Washington Naval Treaty
- A ten-year pause or "holiday" of the construction of capital ships (battleships and battlecruisers), including the immediate suspension of all building of capital ships.
- Capital ships (battleships and battlecruisers) were limited to 35,000 tons standard displacement and guns of no larger than 16-inch calibre. (Articles V and VI)
(2) Second caveat and this is a big one, It doesn't distinguish between ships which were commissioned into service and ships which were ordered by congress but were never commissioned into service because production was canceled.
List of American "Battleships" who's production was awarded by congress
North Carolina Class
(1) USS North Carolina commissioned 9 April 1941
(2) USS Washington commissioned 15 May 1941
South Dakota Class
(3)USS South Dakota
(8)USS New Jersey
(11)USS Illinois (production cancelled)
(12)USS Kentucky Laid down March 1942, launched January 20, 1950, never commissioned
Montana Class ( All were cancelled before delivery )
(13)USS Montana, (production cancelled)
(14)USS Ohio (production cancelled)
(15)USS Maine (production cancelled)
(16)USS New Hampssure (production cancelled)
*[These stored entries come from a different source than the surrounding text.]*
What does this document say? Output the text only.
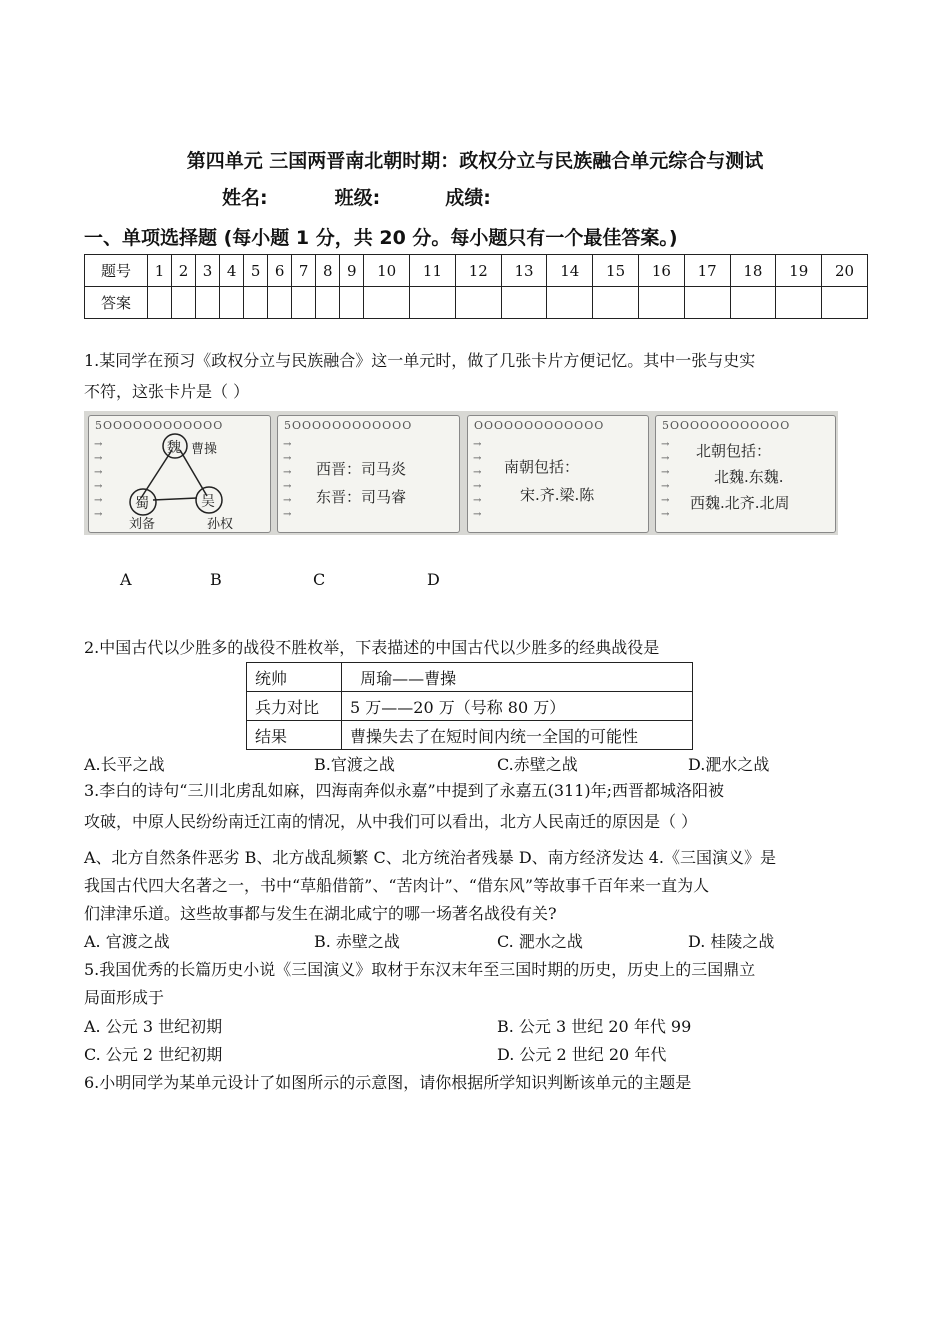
第四单元 三国两晋南北朝时期：政权分立与民族融合单元综合与测试
姓名:	班级:	成绩:
一、单项选择题 (每小题 1 分，共 20 分。每小题只有一个最佳答案。)
题号	1	2	3	4	5	6	7	8	9	10	11	12	13	14	15	16	17	18	19	20
答案																				
1.某同学在预习《政权分立与民族融合》这一单元时，做了几张卡片方便记忆。其中一张与史实
不符，这张卡片是（ ）
5OOOOOOOOOOOO
→
→
→
→
→
→
魏 曹操
蜀	吴
刘备	孙权
5OOOOOOOOOOOO
→
→
→
→
→
→
西晋：司马炎
东晋：司马睿
OOOOOOOOOOOOO
→
→
→
→
→
→
南朝包括：
宋.齐.梁.陈
5OOOOOOOOOOOO
→
→
→
→
→
→
北朝包括：
北魏.东魏.
西魏.北齐.北周
A	B	C	D
2.中国古代以少胜多的战役不胜枚举，下表描述的中国古代以少胜多的经典战役是
统帅	周瑜——曹操
兵力对比	5 万——20 万（号称 80 万）
结果	曹操失去了在短时间内统一全国的可能性
A.长平之战	B.官渡之战	C.赤壁之战	D.淝水之战
3.李白的诗句“三川北虏乱如麻，四海南奔似永嘉”中提到了永嘉五(311)年;西晋都城洛阳被
攻破，中原人民纷纷南迁江南的情况，从中我们可以看出，北方人民南迁的原因是（ ）
A、北方自然条件恶劣 B、北方战乱频繁 C、北方统治者残暴 D、南方经济发达 4.《三国演义》是
我国古代四大名著之一，书中“草船借箭”、“苦肉计”、“借东风”等故事千百年来一直为人
们津津乐道。这些故事都与发生在湖北咸宁的哪一场著名战役有关?
A. 官渡之战	B. 赤壁之战	C. 淝水之战	D. 桂陵之战
5.我国优秀的长篇历史小说《三国演义》取材于东汉末年至三国时期的历史，历史上的三国鼎立
局面形成于
A. 公元 3 世纪初期	B. 公元 3 世纪 20 年代 99
C. 公元 2 世纪初期	D. 公元 2 世纪 20 年代
6.小明同学为某单元设计了如图所示的示意图，请你根据所学知识判断该单元的主题是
(17)USS Louisiana (production cancelled)
Alaska Class (Battle Cruiser)
(18) USS Alaska Commissioned June 1944
(19) USS Guam commissioned sept 1944
(20) USS Hawaii launched 3 November 1945, never commissioned
(21) USS Philiippines
(22) USS Puerto Rico
(23) USS Samoa
Alaska Class Cruiser
USS Philippines (CB-4), Puerto Rico (CB-5), and Samoa (CB-6) were planned as the fourth, fifth, and sixth ships of the class, respectively. All three ships were to be built at Camden, New Jersey, but they were cancelled before construction could begin.